European regulatory architecture is undergoing its most consequential restructuring since the GDPR came into force in 2018. The European Commission’s Digital Omnibus package — now entering trilogue negotiations between the Commission, the European Parliament, and the Council — proposes material revisions to both the GDPR and the AI Act. With no final text agreed and negotiations expected to extend well into 2026, compliance teams and executive leadership face a period of structured uncertainty that demands proactive, scenario-based planning rather than a wait-and-see posture.

A Shifting Regulatory Baseline: What the Digital Omnibus Proposes

The Digital Omnibus is not an incremental update. Proposals under discussion would revise core GDPR provisions — including definitions of personal data, the scope of data access rights, and obligations on automated decision-making — while simultaneously adjusting the timing and application thresholds of the AI Act. For organizations that have already invested in GDPR compliance infrastructure, this creates a dual risk: over-engineering controls against a framework that may change, or under-investing and facing enforcement exposure in the interim.

Critically, the AI Act’s implementation timeline is not paused pending Omnibus outcomes. Key transparency and copyright-related obligations become applicable in August 2026, with full application of the regulation also set for that date. High-risk product rules under Annex I extend to 2028. Compliance teams cannot treat the Omnibus negotiations as a reason to defer AI governance work — the existing statutory deadlines remain binding.

The practical implication: organizations should build compliance programs against the current AI Act text while maintaining sufficient architectural flexibility to absorb Omnibus amendments. This is a governance design challenge as much as a legal one.

Parallel Regimes, Compounding Obligations

One of the most operationally significant realities confirmed by EU guidance is that the AI Act and GDPR operate in parallel, not as substitutes. Organizations deploying AI systems that process personal data — which describes the majority of enterprise AI use cases in finance, HR, healthcare, and customer operations — must simultaneously satisfy:

  • AI Act requirements: conformity assessments, technical documentation, human oversight mechanisms, and transparency obligations for high-risk systems;
  • GDPR obligations: lawful basis for processing, Data Protection Impact Assessments (DPIAs), data minimisation, and vendor due diligence under Article 28;
  • Sector-specific overlays: AML transaction monitoring, automated credit decisioning under CRD VI, and HR profiling restrictions under national implementations.

EU data protection authorities have already demonstrated enforcement appetite at this intersection. Investigations and sanctions have been issued against AI-enabled biometric identification, facial recognition, automated profiling, and model training practices — all framed under existing GDPR provisions. The enforcement record makes clear that regulators are not waiting for AI-specific legislation to mature before acting.

For enterprise risk management frameworks, this convergence between data privacy law and AI governance is not a future scenario — it is the current operating environment.
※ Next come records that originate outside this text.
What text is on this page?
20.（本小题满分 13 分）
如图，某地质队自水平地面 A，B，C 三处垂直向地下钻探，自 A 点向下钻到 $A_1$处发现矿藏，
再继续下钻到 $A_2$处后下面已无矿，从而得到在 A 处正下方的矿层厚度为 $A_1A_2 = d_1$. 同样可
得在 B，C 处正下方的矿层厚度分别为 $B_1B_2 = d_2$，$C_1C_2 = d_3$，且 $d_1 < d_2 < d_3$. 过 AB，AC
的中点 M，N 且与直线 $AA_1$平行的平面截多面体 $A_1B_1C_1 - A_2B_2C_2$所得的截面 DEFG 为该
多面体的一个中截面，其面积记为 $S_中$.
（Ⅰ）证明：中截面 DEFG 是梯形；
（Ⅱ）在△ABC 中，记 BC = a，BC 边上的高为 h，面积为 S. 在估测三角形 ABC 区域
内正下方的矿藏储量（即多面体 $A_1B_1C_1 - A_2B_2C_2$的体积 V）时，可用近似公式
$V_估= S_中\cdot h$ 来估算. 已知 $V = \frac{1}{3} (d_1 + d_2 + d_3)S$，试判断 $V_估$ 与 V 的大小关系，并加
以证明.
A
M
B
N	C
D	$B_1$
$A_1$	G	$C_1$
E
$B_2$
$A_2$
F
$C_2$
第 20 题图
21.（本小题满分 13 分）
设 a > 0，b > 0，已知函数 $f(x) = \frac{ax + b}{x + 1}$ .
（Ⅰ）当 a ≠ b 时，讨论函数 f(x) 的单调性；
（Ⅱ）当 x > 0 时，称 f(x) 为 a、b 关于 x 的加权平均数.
Implications for Business: Governance, Investment, and M&A Due Diligence

The regulatory pressure wave has direct consequences across several executive functions:

  • CFOs and Audit Committees should reassess AI-related liability exposure in financial reporting and ensure that compliance costs associated with dual GDPR/AI Act obligations are accurately reflected in risk disclosures and ESG reporting frameworks;
  • General Counsel must map existing AI deployments against both current AI Act risk classifications and GDPR processing activities, identifying gaps before the August 2026 application date — not after;
  • M&A Directors and Transaction Teams should treat AI governance maturity as a material due diligence vector. Target companies with undocumented AI systems, unresolved DPIAs, or informal vendor oversight structures carry regulatory tail risk that will increasingly affect valuation and deal structuring;
  • CTOs and Digital Transformation Leaders need to architect AI systems with compliance by design — embedding documentation, human oversight, and audit trails from the outset rather than retrofitting controls post-deployment.

The European simplification debate embedded in the Omnibus process — balancing regulatory burden reduction against rights protection — will also have spillover effects for global governance programs. Multinationals operating across jurisdictions should monitor whether Omnibus outcomes create divergence or alignment with emerging AI frameworks in the UK, US, and APAC markets.

Key Takeaway

The convergence of GDPR reform, AI Act implementation, and active enforcement creates a compliance environment where inaction is itself a risk position. Organizations that treat the Digital Omnibus negotiations as a reason to pause should reconsider: existing obligations are live, enforcement is accelerating, and the firms best positioned for 2026 and beyond are those building adaptive governance frameworks today. The question for leadership is not whether to invest in AI and data compliance infrastructure — it is whether that investment is structured to absorb regulatory change without requiring full redesign.